The Chicoms ramp up their Cyber-warfare arsenal and the USA is not ready for it; ROC and US planes battle PLAAF planes over the Strait between Taiwan and mainland China: a former-Russian spy gets recruited to do some dirty work in Washington for China and American fighter-bombers take a run up the Pearl River to Guangzhou. Great novel. Lots of excitement and the cyber warfare plot is most interesting.
Especially poignant right now, with the PRC flexing it's military muscles in the South China Sea.
This is one big book - 2 inches thick. For this reason I could only read a good portion of it, and need to go back to it again sometime down the road. However, I like what I have read so far.
Yet another disappointing Tom Clancy and company novel, all the more so because his older work was compelling. Jack Ryan Sr. is back in the White House again, confronting a crisis with an aggressive China trying to assert itself. Its tactics include military, economic, and cyber warfare, and the situation brings his son Jack Jr. and colleagues at the off the book group known as the Campus into the crossfire. Clancy continues to ignore his own continuity, something that he's been doing ever since Red Rabbit and Teeth of the Tiger. There are glitches and errors suggesting he and his co-writer don't care much about preserving that continuity, and instead put their emphasis into Clancy's new political stances, which have plagued the last few books.
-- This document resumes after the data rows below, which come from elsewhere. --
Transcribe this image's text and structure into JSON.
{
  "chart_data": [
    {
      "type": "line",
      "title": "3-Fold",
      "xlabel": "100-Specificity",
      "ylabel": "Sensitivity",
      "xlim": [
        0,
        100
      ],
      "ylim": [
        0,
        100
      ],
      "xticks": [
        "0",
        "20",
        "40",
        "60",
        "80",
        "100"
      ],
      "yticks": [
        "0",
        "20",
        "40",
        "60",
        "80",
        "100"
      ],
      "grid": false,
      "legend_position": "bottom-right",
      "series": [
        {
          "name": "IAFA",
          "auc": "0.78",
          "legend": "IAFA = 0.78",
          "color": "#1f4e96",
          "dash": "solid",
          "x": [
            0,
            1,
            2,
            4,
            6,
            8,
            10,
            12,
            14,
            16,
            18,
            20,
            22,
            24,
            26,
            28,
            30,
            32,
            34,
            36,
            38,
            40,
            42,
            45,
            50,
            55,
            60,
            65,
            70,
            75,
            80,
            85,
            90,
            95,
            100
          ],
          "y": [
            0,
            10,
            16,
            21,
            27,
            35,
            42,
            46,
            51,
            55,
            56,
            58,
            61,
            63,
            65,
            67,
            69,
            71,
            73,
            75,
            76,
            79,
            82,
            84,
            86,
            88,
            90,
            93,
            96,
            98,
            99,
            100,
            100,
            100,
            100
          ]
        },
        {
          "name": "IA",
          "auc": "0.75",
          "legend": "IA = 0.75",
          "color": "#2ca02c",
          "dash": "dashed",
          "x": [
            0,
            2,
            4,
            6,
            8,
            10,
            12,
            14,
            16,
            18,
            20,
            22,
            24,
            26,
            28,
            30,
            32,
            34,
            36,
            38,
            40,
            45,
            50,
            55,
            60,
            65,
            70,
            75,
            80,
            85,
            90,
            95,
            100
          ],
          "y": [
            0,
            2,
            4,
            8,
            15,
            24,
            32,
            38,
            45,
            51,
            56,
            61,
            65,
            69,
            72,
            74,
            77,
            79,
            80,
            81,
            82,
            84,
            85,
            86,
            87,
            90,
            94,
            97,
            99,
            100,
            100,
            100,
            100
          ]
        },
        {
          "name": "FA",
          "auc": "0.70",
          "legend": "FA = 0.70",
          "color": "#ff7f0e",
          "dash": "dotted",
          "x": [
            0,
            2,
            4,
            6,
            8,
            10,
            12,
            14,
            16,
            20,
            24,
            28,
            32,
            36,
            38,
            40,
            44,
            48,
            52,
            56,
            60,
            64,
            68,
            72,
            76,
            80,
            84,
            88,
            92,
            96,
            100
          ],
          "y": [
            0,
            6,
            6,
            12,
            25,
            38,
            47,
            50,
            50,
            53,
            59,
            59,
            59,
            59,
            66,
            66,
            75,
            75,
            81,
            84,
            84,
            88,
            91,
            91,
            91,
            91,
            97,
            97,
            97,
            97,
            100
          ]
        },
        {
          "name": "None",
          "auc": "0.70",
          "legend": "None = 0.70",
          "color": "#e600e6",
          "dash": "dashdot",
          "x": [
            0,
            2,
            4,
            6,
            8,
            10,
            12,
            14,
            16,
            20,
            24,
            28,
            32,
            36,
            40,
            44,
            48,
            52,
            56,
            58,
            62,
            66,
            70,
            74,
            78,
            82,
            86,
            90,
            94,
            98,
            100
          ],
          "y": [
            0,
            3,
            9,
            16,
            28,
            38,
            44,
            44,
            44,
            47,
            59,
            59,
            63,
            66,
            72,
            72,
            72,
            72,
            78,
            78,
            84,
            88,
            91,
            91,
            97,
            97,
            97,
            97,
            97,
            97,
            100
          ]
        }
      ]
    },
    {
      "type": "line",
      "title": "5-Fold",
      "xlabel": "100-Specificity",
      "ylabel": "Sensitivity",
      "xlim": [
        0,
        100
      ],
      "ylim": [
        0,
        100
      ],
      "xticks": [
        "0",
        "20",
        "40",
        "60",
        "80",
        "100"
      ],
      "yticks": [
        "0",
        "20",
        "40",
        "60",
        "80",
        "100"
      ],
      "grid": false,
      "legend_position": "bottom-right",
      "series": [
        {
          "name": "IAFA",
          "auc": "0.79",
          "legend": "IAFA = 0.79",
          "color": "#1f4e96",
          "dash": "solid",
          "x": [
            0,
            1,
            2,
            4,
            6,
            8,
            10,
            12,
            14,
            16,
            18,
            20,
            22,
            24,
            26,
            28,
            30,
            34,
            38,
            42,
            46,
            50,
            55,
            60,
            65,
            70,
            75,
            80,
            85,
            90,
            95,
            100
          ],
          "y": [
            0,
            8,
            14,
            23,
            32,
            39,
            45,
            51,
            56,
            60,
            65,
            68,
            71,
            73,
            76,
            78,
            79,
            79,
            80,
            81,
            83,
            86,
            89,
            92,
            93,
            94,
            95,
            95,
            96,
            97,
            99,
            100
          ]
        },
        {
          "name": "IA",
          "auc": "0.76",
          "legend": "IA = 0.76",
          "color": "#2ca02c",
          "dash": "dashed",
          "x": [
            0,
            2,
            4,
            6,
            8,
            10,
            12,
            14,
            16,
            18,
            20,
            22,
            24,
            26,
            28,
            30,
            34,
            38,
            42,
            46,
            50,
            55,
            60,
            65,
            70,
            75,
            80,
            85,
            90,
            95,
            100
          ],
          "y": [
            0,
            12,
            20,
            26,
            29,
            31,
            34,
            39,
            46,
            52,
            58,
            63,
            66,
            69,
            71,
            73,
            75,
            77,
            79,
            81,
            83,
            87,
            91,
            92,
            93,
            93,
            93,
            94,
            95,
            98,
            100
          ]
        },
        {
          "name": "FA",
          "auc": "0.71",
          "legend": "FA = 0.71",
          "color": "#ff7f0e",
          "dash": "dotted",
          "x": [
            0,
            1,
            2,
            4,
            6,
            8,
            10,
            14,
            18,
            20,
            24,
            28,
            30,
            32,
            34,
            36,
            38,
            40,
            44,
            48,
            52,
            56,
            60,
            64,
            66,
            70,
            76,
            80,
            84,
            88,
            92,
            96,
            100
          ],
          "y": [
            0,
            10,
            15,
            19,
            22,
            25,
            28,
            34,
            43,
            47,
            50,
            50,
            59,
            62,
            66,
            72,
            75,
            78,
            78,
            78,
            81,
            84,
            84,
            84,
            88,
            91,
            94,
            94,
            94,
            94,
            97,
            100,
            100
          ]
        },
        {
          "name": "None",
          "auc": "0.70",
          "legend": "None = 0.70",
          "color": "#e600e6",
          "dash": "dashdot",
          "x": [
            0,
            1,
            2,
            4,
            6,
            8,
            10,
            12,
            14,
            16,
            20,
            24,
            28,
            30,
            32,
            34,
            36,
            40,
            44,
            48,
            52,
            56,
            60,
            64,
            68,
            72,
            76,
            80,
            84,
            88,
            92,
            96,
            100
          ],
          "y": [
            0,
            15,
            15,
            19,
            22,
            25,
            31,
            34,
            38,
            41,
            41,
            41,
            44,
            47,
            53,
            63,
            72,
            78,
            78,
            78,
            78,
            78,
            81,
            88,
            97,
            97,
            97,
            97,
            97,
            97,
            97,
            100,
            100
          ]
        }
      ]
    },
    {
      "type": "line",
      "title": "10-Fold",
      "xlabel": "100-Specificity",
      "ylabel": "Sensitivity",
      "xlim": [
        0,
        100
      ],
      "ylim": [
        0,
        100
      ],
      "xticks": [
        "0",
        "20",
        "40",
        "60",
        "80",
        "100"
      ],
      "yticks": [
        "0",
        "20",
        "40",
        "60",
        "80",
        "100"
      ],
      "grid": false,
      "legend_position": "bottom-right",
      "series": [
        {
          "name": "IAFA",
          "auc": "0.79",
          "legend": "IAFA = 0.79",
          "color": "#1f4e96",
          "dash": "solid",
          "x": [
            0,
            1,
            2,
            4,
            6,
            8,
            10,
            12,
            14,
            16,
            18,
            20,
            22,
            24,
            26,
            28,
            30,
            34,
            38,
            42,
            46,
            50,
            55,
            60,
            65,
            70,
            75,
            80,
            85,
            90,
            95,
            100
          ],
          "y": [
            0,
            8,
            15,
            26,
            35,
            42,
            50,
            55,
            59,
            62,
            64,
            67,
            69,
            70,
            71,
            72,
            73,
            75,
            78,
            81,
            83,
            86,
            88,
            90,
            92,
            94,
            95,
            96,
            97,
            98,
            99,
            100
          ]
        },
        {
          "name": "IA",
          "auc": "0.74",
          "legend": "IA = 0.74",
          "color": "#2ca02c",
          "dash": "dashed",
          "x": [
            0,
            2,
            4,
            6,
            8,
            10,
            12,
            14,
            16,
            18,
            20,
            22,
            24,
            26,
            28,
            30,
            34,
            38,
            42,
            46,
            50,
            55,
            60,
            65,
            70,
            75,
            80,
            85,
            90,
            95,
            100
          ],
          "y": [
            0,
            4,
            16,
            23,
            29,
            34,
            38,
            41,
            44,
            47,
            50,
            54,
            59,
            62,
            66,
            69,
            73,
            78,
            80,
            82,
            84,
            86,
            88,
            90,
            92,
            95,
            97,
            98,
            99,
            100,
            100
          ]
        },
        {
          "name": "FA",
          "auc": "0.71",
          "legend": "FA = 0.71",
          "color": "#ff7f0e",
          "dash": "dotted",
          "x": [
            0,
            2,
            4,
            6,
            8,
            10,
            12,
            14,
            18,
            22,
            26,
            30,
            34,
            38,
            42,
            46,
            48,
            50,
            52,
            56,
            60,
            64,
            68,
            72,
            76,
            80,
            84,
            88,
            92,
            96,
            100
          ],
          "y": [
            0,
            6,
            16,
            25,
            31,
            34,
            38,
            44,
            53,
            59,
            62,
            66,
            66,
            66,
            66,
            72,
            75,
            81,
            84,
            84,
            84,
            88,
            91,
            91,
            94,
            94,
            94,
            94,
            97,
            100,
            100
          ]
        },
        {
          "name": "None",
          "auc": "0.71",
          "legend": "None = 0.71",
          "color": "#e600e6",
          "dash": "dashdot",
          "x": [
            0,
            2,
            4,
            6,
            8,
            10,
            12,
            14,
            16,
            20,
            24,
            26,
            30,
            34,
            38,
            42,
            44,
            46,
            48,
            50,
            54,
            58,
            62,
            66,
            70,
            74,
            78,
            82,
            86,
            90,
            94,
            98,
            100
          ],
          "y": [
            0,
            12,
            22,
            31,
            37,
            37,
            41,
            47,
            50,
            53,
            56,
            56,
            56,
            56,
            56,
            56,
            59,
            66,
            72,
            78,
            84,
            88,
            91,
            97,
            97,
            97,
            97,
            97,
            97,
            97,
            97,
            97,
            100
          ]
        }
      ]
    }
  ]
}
As usual, the book is too tech-heavy, with long descriptions of how things work, an obsession Clancy has always had. All in all, the new characters Clancy has developed in the last few books just aren't as interesting as those from older books, and his disregard for maintaining continuity is frustrating. He hasn't had a worthwhile book since The Bear And The Dragon, and that shows no sign of changing anytime soon.